Sunday, October 26, 2003

Today is Election Day in Madrid; it's the repetition of the regional elections. In case you don't remember, back in March they had elections to determine the composition of the autonomous-region governments. In the Madrid region, the Socialists and the United Left made a coalition after the election to keep the conservative People's Party out of power; together they eked out a majority of one seat in the regional parliament over the PP. However, two Socialists, members of a minority faction, abandoned the party alleging that the Socialist Party was turning over too much power to the Communist United Left and bolted the party. They refused, however, to add their votes to the PP's side, so nobody had an absolute majority and the elections had to be repeated. The Socialists tried to turn the whole thing into a bribery scandal, alleging that powerful developers and constructors close to the PP had paid off the two rebel Socialists to bolt. They had zero evidence and looked really stupid when their charges did not pan out. If I were the PP I'd sue them for libel.

The PP candidate Esperanza Aguirre is expected to win, narrowly, and become the next prime minister of the Madrid region. It's a very important job because Madrid is a very large metropolitan area with more than five million people, nearly as many as in all of Catalonia. Most of the growth happening in the Madrid area is to the outside of the city, as the city is by now pretty much built up, so the regional government is even more important than it used to be since it controls the biggest-growth region in Spain. (Note: North of the city are the rich suburbs like La Moraleja; south of town are the working-class suburbs. For a good look, catch the bus to Toledo from the bus station in south Madrid and then ride through miles and miles of tower blocks plunked down on the dusty plains.)

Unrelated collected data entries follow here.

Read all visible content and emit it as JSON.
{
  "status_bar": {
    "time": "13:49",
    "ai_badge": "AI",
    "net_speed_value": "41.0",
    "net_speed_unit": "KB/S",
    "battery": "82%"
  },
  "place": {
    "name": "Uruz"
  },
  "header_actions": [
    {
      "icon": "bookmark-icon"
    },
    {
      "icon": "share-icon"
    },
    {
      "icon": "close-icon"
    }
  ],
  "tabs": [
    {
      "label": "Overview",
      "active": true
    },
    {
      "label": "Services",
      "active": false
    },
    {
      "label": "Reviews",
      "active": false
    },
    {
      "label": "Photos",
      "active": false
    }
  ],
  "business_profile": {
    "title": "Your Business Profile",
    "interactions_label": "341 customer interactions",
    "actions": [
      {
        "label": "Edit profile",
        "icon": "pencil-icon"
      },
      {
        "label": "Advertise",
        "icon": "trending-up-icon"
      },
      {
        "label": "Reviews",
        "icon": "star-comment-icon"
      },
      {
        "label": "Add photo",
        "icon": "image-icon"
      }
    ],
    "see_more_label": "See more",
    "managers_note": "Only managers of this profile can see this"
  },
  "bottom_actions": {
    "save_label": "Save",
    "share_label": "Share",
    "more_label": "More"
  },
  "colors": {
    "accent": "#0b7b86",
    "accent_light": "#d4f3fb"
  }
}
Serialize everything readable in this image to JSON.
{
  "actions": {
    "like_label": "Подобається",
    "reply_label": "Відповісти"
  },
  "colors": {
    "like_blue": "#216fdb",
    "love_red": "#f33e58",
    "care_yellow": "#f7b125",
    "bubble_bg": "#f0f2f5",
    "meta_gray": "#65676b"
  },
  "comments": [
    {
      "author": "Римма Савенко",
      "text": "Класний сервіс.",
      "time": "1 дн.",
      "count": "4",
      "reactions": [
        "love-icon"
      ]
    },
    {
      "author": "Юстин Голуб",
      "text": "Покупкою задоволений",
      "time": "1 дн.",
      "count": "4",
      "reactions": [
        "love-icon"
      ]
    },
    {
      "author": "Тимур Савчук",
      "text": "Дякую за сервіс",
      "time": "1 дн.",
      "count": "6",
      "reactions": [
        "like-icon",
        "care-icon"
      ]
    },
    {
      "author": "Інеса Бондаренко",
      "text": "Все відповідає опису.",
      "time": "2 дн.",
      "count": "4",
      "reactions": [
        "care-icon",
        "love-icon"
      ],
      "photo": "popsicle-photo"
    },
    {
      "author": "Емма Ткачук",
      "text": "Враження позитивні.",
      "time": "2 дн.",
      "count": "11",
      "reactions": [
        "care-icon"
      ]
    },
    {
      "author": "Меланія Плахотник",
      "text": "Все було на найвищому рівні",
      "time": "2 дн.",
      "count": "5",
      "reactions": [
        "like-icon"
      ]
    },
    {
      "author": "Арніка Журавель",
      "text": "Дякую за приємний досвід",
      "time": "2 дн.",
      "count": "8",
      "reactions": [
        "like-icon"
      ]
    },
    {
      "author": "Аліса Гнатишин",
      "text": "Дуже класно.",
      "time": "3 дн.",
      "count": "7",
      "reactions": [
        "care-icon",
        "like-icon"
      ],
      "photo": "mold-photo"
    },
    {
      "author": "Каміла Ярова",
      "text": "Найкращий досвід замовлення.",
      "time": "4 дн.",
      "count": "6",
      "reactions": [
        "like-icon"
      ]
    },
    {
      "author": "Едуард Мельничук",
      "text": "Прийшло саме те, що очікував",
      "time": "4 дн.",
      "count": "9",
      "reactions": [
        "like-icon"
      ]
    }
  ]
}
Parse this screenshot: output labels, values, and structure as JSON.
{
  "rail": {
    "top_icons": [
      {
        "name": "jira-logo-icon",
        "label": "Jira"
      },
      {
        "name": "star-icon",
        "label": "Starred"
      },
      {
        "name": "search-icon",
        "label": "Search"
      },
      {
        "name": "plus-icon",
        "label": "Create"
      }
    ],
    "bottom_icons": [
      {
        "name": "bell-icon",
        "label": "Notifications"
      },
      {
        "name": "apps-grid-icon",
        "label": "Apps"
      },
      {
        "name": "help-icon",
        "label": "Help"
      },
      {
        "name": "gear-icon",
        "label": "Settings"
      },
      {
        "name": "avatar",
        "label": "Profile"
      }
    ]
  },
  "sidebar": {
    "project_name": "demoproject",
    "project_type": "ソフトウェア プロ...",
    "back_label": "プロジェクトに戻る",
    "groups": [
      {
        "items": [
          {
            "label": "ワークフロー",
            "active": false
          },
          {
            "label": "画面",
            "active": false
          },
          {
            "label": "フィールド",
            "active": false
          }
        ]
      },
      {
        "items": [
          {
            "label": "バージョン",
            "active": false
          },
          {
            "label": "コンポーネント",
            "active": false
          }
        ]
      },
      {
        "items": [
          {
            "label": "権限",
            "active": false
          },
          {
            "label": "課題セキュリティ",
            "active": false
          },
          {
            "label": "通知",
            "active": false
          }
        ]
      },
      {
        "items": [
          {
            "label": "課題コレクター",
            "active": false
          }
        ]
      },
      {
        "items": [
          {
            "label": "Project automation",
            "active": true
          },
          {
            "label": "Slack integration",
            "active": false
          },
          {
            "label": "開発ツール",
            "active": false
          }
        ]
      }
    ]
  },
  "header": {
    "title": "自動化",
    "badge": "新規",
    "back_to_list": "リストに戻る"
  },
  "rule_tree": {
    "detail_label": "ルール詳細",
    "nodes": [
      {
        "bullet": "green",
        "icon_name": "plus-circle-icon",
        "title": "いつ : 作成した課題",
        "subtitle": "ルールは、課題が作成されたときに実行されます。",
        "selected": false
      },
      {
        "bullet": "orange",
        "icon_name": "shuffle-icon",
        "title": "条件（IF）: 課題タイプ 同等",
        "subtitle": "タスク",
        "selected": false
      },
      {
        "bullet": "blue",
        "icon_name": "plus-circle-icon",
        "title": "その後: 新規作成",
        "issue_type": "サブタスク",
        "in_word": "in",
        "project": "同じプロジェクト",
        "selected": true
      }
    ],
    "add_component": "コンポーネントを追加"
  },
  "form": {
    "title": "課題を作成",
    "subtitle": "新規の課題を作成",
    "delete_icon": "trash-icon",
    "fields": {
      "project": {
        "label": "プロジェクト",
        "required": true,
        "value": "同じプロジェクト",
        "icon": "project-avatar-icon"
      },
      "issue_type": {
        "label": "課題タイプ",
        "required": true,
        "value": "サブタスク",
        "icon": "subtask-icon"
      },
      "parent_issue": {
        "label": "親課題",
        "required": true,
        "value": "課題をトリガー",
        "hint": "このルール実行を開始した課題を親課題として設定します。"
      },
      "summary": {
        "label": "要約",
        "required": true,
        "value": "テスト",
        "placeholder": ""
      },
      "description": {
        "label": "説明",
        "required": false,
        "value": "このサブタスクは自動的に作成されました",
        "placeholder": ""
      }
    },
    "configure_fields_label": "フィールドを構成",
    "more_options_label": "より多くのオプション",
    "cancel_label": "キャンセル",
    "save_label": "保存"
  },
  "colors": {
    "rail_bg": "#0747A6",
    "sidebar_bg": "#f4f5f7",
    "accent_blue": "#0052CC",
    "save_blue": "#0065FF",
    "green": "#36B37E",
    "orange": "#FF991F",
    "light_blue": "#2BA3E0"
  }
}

An uninformed foreigner visiting Spain these days would, pardonably, think that Basque president Juanjo Ibarretxe was the most important man in the country. He's announced that he has a plan to give the Basque Country greater autonomy--it would become a "free associated state"--and the right to secede and has been going on about it since July. What he's succeeded in doing is piss everybody off. See, his plan would violate the Spanish Constitution in about eighteen different ways (articles 145, 155, and 161)--the Basque Supreme Court would be the highest judicial authority there, there would be such a thing as Basque nationality and citizenship, secession would be legal as would referendums on secession, and so on. Aznar has already announced that the plan has "a zero percent chance of success."

Even the Catalanista Vanguardia is slamming Ibarretxe; their front-page headline says that Juanjo is "defying the Constitution". They point out that he wants to add the French Basque Country as well, and that might lead to "the French Legion taking San Juan de Luz and, who knows, Pamplona." They add that the plan is "a contract that only one of the two parts can break unilaterally"--that is, the Basques would get to decide if they want to stay in Spain or not, but the rest of Spain wouldn't have the right to kick them out, something that a lot of people wouldn't mind doing. They would also have the right to continue calling repeated referendums on seccession, Quebec-style, until they somehow happened to win one; nobody believes that an independent Basque Country would allow a referendum on whether to reunite with Spain. Another factor is that right now some 15% of the Basques vote for openly independentista parties, and they are the ones who are currently unhappy with the situation in the Basque Country; if the Basque Country were independent, we assume that those 85% of Basques who vote for non-independentista parties would be unhappy--or at the very least the 50% of Basques who vote for non-nationalist parties would be. Also, the Basque Country's commercial relations with Spain would not change under the Plan. That is, they would get to leave Spain if they wanted (and the central government wouldn't be allowed to tax property in the Basque Country even if they didn't leave), but we wouldn't be allowed to slap a tariff on their products as a reaction.

The province of Alava, one of the three Basque Country provinces, has already threatened that if the Basque Country secedes from Spain, they'll secede from the Basque Country. (Alava is largely Spanish-speaking and votes for the PP).

Everybody also seems to be forgetting this: If the Basque Country declared independence, even if there weren't a civil war or mass disturbances, Spain and France would both blackball the Basques from the European Union and the United Nations and every other international organization. Is that what they want? Total isolation, like Albania? That's what independence would bring them.